Flevoland, le géant néerlandais du rêve insulaire
Alors que les médias glorifient les projets flamboyants de Dubaï – Palm Jebel Ali, Yas Island – un territoire européen, né d’une ambition centenaire, propose une alternative encore plus colossale. Flevoland, la plus grande des nouvelles terres néerlandaises, atteint près de 970 km², soit près de vingt fois la superficie des îles artificielles du Golfe. Ce chiffre impressionnant découle d’une planification méticuleuse, d’un génie hydraulique et d’une volonté politique qui s’est ancrée dès la fin du XIXᵉ siècle.
Des origines ancrées dans la lutte contre la mer
En 1886, l’ingénieur visionnaire Cornelis Lely propose de maîtriser la Zuiderzee, vaste lagune qui menait régulièrement les Pays‑Bas à l’inondation. Les coûts et les risques semblent insurmontables, mais la catastrophe de 1916, suivie des pénuries alimentaires de la Première Guerre mondiale, incitent le gouvernement à agir. La loi sur la Zuiderzee de 1918 pave la voie à la construction de l’Afsluitdijk entre 1927 et 1932, transformant la mer salée en le paisible IJsselmeer.
La naissance des polders
Le retrait progressif des eaux débouche sur les premiers projets de drainage. L’Est‑Flevoland se voit asséché en 1957, puis le Sud‑Flevoland en 1968. Ces efforts titanesques libèrent une terre fertile, riche en limon marin, idéale pour l’agriculture intensive et la création de nouvelles villes. En quelques décennies, la région ajoute plus de quatre pour cent au territoire national, tout en offrant un habitat naturel pour la faune aquatique et les espaces récréatifs.

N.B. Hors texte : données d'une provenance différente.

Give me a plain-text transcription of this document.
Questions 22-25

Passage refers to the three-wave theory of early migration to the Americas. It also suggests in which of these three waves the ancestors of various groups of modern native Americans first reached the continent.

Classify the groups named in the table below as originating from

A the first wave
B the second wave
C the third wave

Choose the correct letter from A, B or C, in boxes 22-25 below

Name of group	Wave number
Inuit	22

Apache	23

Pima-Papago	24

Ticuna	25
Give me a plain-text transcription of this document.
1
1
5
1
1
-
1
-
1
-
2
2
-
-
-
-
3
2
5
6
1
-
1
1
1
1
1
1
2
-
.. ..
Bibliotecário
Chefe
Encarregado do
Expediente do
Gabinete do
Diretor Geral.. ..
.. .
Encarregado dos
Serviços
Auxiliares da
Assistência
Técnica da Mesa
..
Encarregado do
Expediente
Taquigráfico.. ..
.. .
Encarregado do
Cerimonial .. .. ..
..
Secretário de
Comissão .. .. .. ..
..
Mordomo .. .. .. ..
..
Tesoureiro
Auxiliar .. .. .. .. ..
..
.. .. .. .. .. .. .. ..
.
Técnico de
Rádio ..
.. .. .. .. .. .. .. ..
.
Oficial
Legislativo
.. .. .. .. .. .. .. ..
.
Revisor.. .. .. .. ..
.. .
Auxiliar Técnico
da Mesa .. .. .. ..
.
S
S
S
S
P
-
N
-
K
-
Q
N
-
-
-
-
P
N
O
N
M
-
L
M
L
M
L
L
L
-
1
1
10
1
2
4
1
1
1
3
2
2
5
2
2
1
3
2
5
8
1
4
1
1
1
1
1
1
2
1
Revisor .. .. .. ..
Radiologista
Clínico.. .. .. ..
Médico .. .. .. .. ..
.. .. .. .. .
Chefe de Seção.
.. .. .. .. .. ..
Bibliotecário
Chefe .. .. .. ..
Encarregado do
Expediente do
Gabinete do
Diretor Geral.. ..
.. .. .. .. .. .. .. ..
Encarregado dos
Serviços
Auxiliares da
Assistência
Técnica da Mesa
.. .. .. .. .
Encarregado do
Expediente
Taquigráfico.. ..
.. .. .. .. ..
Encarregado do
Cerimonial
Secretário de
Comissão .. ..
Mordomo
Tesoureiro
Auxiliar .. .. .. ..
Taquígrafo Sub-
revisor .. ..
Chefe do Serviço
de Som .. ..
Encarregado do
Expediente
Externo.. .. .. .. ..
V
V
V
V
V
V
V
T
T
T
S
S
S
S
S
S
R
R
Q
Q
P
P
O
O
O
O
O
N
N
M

Comparaison avec les mégaprojets du Golfe
Palm Jebel Ali s’étend sur approximativement 25 km², tandis que Yas Island couvre près de 50 km². À titre de comparaison, la Flevolpolder dépasse ces superficies de façon exponentielle. Au-delà de la taille, le projet néerlandais s’inscrit dans une perspective durable : le pompage contrôlé, la protection contre les inondations et la promotion d’une agriculture respectueuse du sol contrastent avec le modèle de consommation d’énergie massive souvent observé à Dubaï.
Un héritage d’ingénierie et d’audace
Flevoland n’est pas simplement un « palmeiland » de luxe ; c’est le symbole d’une vision qui a traversé les guerres, les crises et les changements climatiques. Son existence rappelle que les rêves d’expansion territoriale ne sont pas uniquement réservés aux déserts du Moyen‑Orient, mais peuvent également s’épanouir dans les plaines tampons d’Europe, où la planification à long terme et le respect de l’environnement guident chaque étape.